El respaldo presidencial, sin embargo, no detuvo el reacomodamiento interno. Los primos Eduardo «Lule» Menem y Martín Menem, férreos defensores de Adorni, ganaron terreno en la valoración de Karina Milei y se ubican hoy en el primer círculo de confianza de la titular de La Libertad Avanza. En ascenso, aunque por detrás de los Menem, figuran los ministros Diego Santilli (Interior) y Juan Bautista Mahiques (Justicia). El propio Adorni, en tanto, quedó algo relegado del círculo más íntimo de Karina, pese al blindaje que la secretaria mantiene hacia sus aliados.

Candidatura porteña y ambiciones mayores

En paralelo a la tormenta interna, Bullrich inició sus primeros pasos como candidata en la Ciudad de Buenos Aires con una recorrida por el barrio de Lugano, en el sur porteño. Sin embargo, fuentes con acceso al entorno de la senadora no descartan que sus planes políticos tengan un horizonte más ambicioso que la Jefatura de Gobierno.
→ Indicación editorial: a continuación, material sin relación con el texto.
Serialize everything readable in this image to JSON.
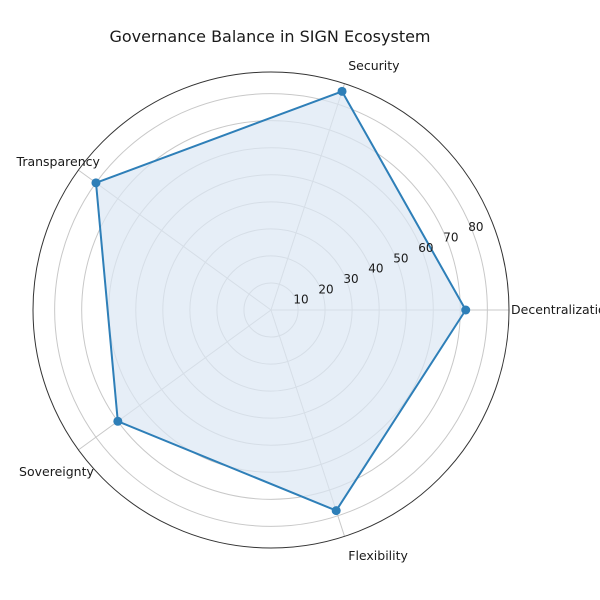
{
  "chart_data": {
    "type": "radar",
    "title": "Governance Balance in SIGN Ecosystem",
    "categories": [
      "Decentralization",
      "Security",
      "Transparency",
      "Sovereignty",
      "Flexibility"
    ],
    "series": [
      {
        "values": [
          72,
          85,
          80,
          70,
          78
        ]
      }
    ],
    "r_ticks": [
      "10",
      "20",
      "30",
      "40",
      "50",
      "60",
      "70",
      "80"
    ],
    "r_range": [
      0,
      88
    ],
    "grid": true,
    "colors": {
      "line": "#2e7fb8",
      "fill": "#dbe7f4",
      "grid": "#c8c8c8",
      "outer": "#333333"
    }
  }
}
Hay quienes señalan que Bullrich mantiene vínculos activos con sectores del PRO, partido del que proviene y que el Gobierno libertario considera un rival en el armado electoral.
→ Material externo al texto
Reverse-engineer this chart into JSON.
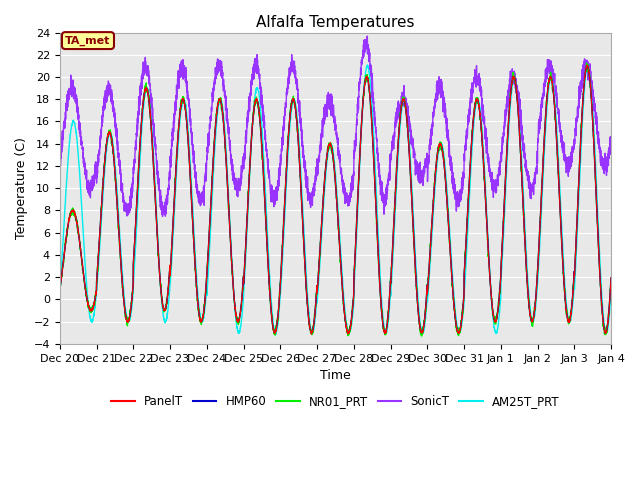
{
  "title": "Alfalfa Temperatures",
  "xlabel": "Time",
  "ylabel": "Temperature (C)",
  "ylim": [
    -4,
    24
  ],
  "annotation_text": "TA_met",
  "annotation_color": "#8B0000",
  "annotation_bg": "#FFFF99",
  "bg_color": "#E8E8E8",
  "colors": {
    "PanelT": "#FF0000",
    "HMP60": "#0000CC",
    "NR01_PRT": "#00EE00",
    "SonicT": "#9933FF",
    "AM25T_PRT": "#00EEEE"
  },
  "num_days": 15,
  "ppd": 288,
  "peaks_main": [
    8,
    15,
    19,
    18,
    18,
    18,
    18,
    14,
    20,
    18,
    14,
    18,
    20,
    20,
    21
  ],
  "troughs_main": [
    -1,
    -2,
    -1,
    -2,
    -2,
    -3,
    -3,
    -3,
    -3,
    -3,
    -3,
    -2,
    -2,
    -2,
    -3
  ],
  "peaks_sonic": [
    19,
    19,
    21,
    21,
    21,
    21,
    21,
    18,
    23,
    18,
    19,
    20,
    20,
    21,
    21
  ],
  "troughs_sonic": [
    10,
    8,
    8,
    9,
    10,
    9,
    9,
    9,
    9,
    11,
    9,
    10,
    10,
    12,
    12
  ],
  "peaks_am25": [
    16,
    15,
    19,
    18,
    18,
    19,
    18,
    14,
    21,
    18,
    14,
    18,
    20,
    20,
    21
  ],
  "troughs_am25": [
    -2,
    -2,
    -2,
    -2,
    -3,
    -3,
    -3,
    -3,
    -3,
    -3,
    -3,
    -3,
    -2,
    -2,
    -3
  ],
  "tick_labels": [
    "Dec 20",
    "Dec 21",
    "Dec 22",
    "Dec 23",
    "Dec 24",
    "Dec 25",
    "Dec 26",
    "Dec 27",
    "Dec 28",
    "Dec 29",
    "Dec 30",
    "Dec 31",
    "Jan 1",
    "Jan 2",
    "Jan 3",
    "Jan 4"
  ]
}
El mapa de poder que se redibuja

La irrupción de Bullrich como actora autónoma dentro del oficialismo suma una variable de incertidumbre a un Gobierno que ya carga con la presión judicial sobre su jefe de Gabinete, las causas por el escándalo $Libra, las investigaciones en la Agencia Nacional de Discapacidad (ANDIS) y las denuncias por el uso del avión presidencial para traslados privados de la familia Adorni, entre otras causas abiertas.
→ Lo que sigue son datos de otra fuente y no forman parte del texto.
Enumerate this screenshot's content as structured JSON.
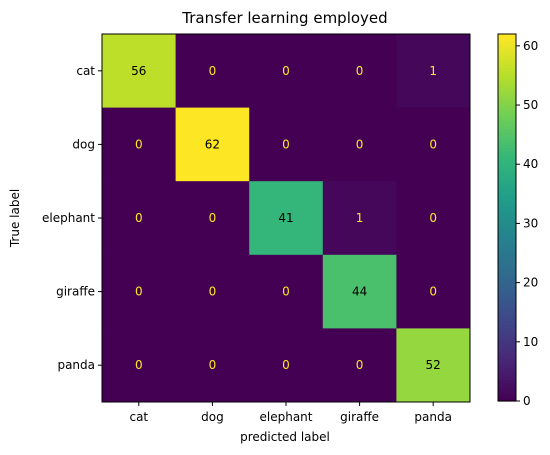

En ese contexto, la consolidación de Bullrich como voz disruptiva dentro del oficialismo no es un dato menor. Representa la primera fractura visible en la superficie de un Gobierno que apostó desde el inicio a la cohesión discursiva como escudo político, y que ahora enfrenta, desde adentro, la misma lógica de fragmentación que denunció en sus adversarios.

Puntos clave:

  • Bullrich presionó a Adorni para que presentara su declaración jurada patrimonial, en el marco de la investigación judicial por presunto enriquecimiento ilícito.
  • El patrimonio de Adorni bajo sospecha supera los 840.000 dólares, según consta en la causa que instruye el juez Lijo.
  • El presidente Milei reafirmó a Adorni en el cargo durante la reunión de Gabinete del viernes.
  • Bullrich y sus aliados legislativos trabajan para levantar su perfil público aunque eso contraríe la voluntad de los Milei.
  • Los primos Menem y los ministros Santilli y Mahiques ganan terreno en el entorno de Karina Milei, mientras Adorni queda algo relegado.